Klimt's "Beethoven Frieze" (in Vienna's Secession Hall) - 1902
 

Between 1907 and 1909, Klimt painted five canvases of society women wrapped in fur.

As he worked and relaxed in his home, Klimt normally wore sandals and a long robe with no undergarments. “His simple life was somewhat cloistered, devoted to his art and family and little else “.  And his models of course.  As Wikipedia says “His painting method was very deliberate and painstaking at times and he required lengthy sittings by his subjects.

Mmmm quite.

Klimt once wrote "I have never painted a self-portrait. I am less interested in myself as a subject for a painting than I am in other people, above all women... There is nothing special about me. I am a painter who paints day after day from morning to night... Who ever wants to know something about me... ought to look carefully at my pictures."

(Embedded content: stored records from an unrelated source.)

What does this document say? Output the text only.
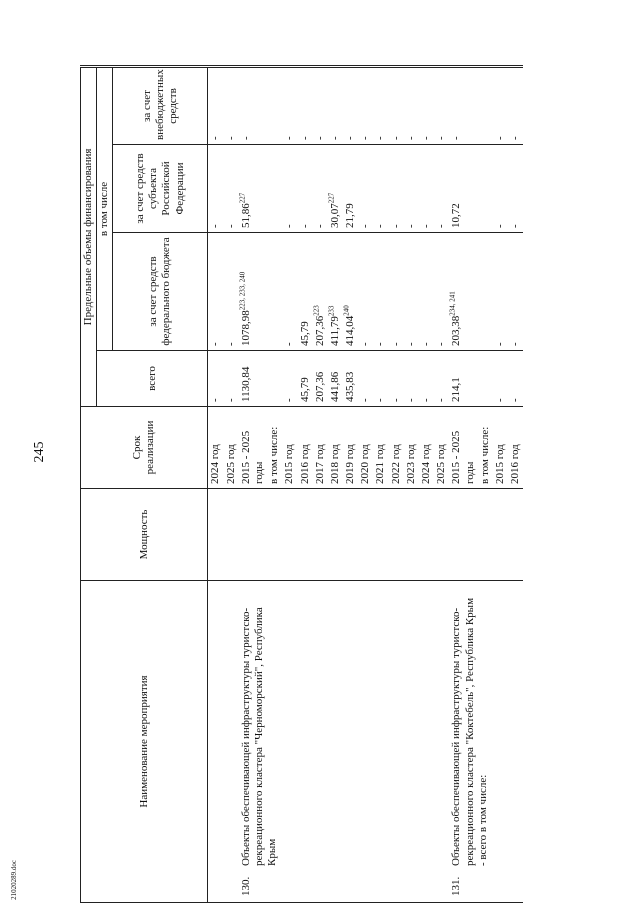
245
21020289.doc
Наименование мероприятия	Мощность	Срок реализации	Предельные объемы финансирования				
			всего	в том числе			
				за счет средств федерального бюджета	за счет средств субъекта Российской Федерации	за счет внебюджетных средств	
		2024 год	-	-	-	-	
		2025 год	-	-	-	-	
130.Объекты обеспечивающей инфраструктуры туристско-рекреационного кластера "Черноморский", Республика Крым		2015 - 2025 годы	1130,84	1078,98$^{223, 233, 240}$	51,86$^{227}$	-	
		в том числе:					
		2015 год	-	-	-	-	
		2016 год	45,79	45,79	-	-	
		2017 год	207,36	207,36$^{223}$	-	-	
		2018 год	441,86	411,79$^{233}$	30,07$^{227}$	-	
		2019 год	435,83	414,04$^{240}$	21,79	-	
		2020 год	-	-	-	-	
		2021 год	-	-	-	-	
		2022 год	-	-	-	-	
		2023 год	-	-	-	-	
		2024 год	-	-	-	-	
		2025 год	-	-	-	-	
131.Объекты обеспечивающей инфраструктуры туристско-рекреационного кластера "Коктебель", Республика Крым - всего в том числе:		2015 - 2025 годы	214,1	203,38$^{234, 241}$	10,72	-	
		в том числе:					
		2015 год	-	-	-	-	
		2016 год	-	-	-	-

In 1915 his mother Anna died. Klimt died three years later in Vienna on February 6, 1918, aged only 56,  having suffered a stroke and pneumonia due to the influenza epidemic of that year.

Klimt's paintings have brought some of the highest prices recorded for individual works of art.  In 2006, the 1907 portrait, Adele Bloch-Bauer I, was purchased for the Neue Galerie New York by Ronald Lauder for a reported US $135 million.